Denn die Algorithmen sind bereits schlauer, als es viele glauben oder wahrhaben wollen: Schon daraus, welche Arzneimittel wann und wo angesehen werden,auch ohne etwas zu bestellen, können Rückschlüsse auf den Nutzer gezogen werden. „Inwiefern sind IP-Adressen in Kombination mit bestimmten bestellten oder angesehenen Produkten (zum Beispiel Arzneimitteln) nach Ansicht der Bundesregierung als personenbezogene Gesundheitsdaten anzusehen?“, wird deshalb gefragt. Auch inwiefern diese Daten bereits weitergegeben werden dürfen, will Die Linke wissen.
Denn der zweitgrößten Oppositionspartei stößt besonders auf, dass Zur Rose und Shop-Apotheke mit diesen Daten Geld verdienen wollen. Ein naheliegender Gedanke wäre es doch deshalb, eine verwendungsgebundene Widerspruchslösung zu finden. Soll heißen: Ich stimme zu, dass meine Daten zu Forschungszwecken verarbeitet werden, nicht jedoch für Marketing oder zum gewinnorientierten Weiterverkauf.

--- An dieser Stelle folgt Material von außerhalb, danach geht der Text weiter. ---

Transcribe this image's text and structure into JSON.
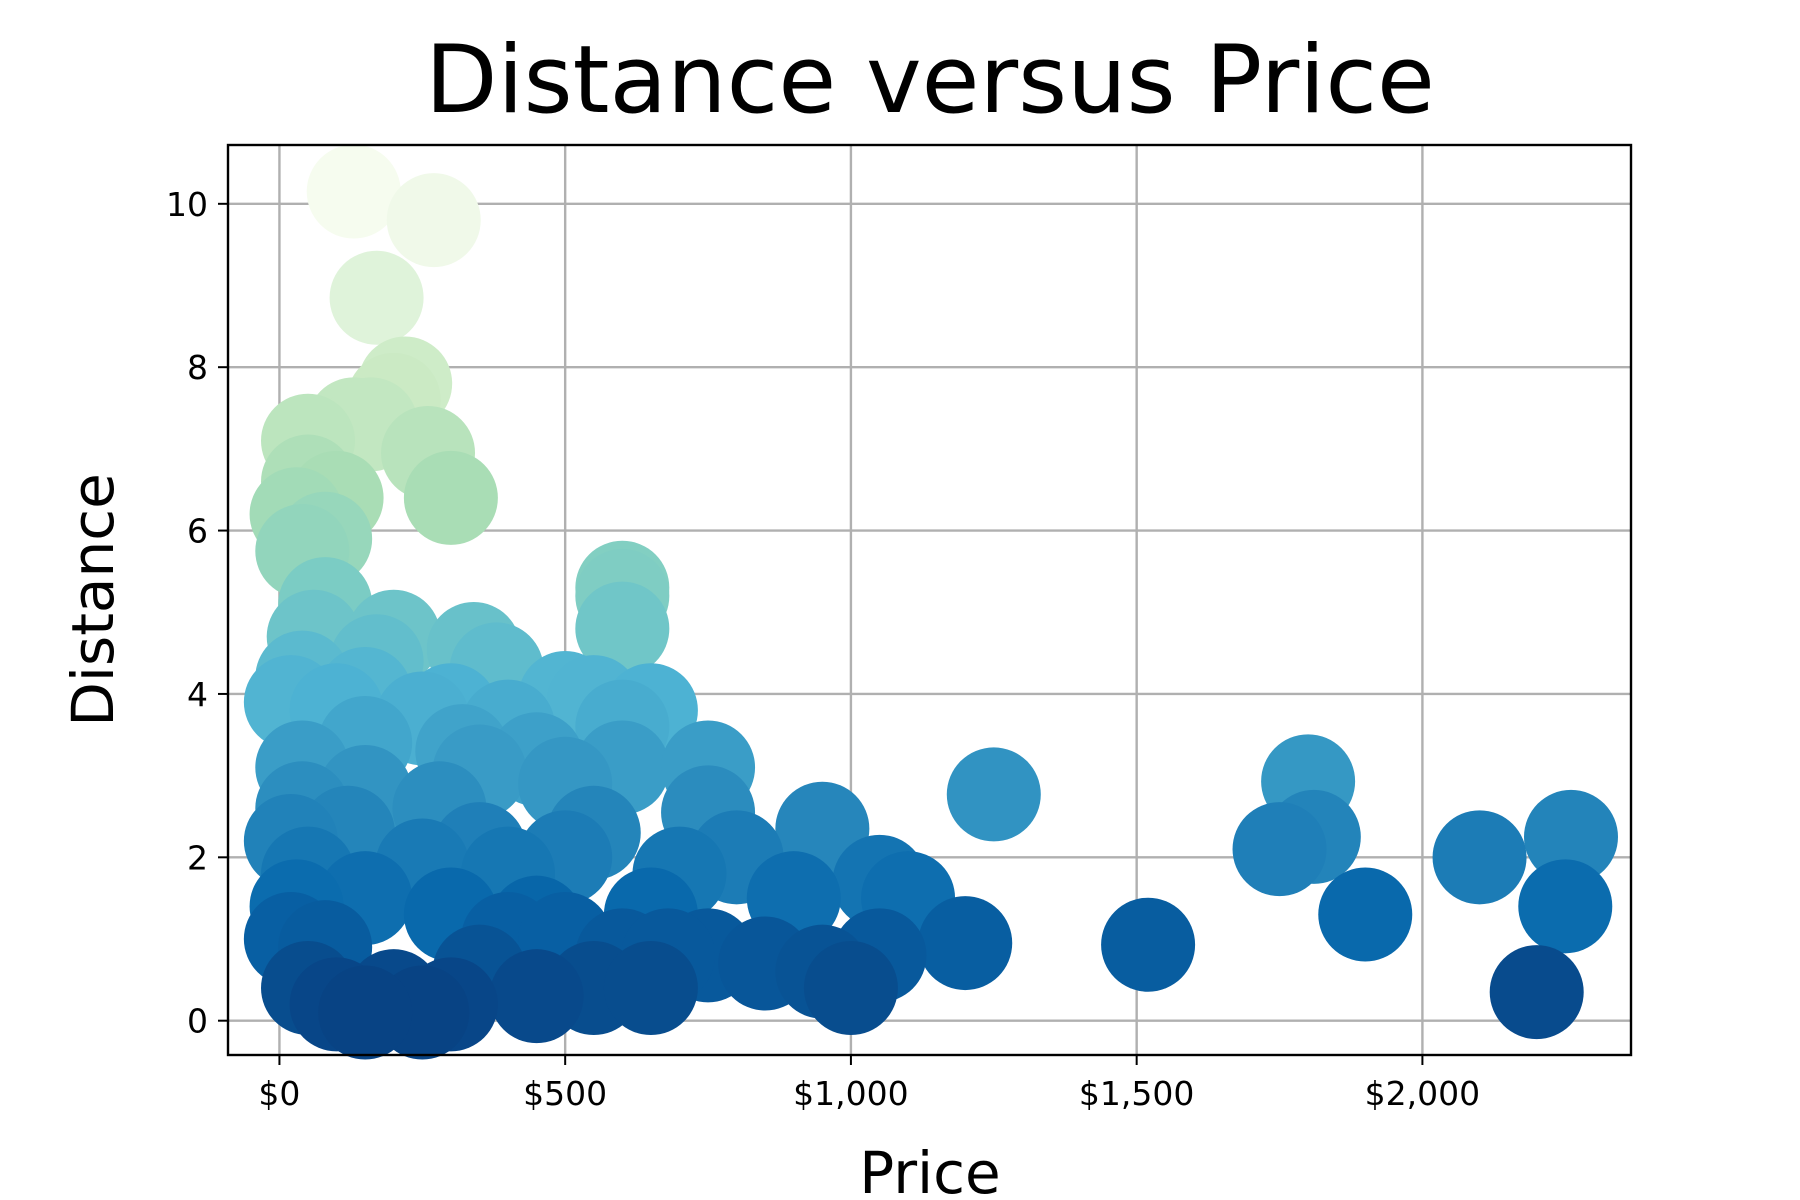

Daran denkt man offenbar im Karl-Liebknecht-Haus, denn die Partei fragt, ob diese Verwendungen in der Widerspruchsmöglichkeit anzugeben sind, ob die DSGVO den Nationalstaaten dahingehend Spielraum lässt und falls ja, ob die Bundesregierung plant, davon Gebrauch zu machen. Die Anfrage liegt der Bundesregierung seit vergangenem Freitag vor und wird voraussichtlich erst in den kommenden Tagen veröffentlicht. Eine Antwort darauf wird wahrscheinlich noch einige Wochen auf sich warten lassen.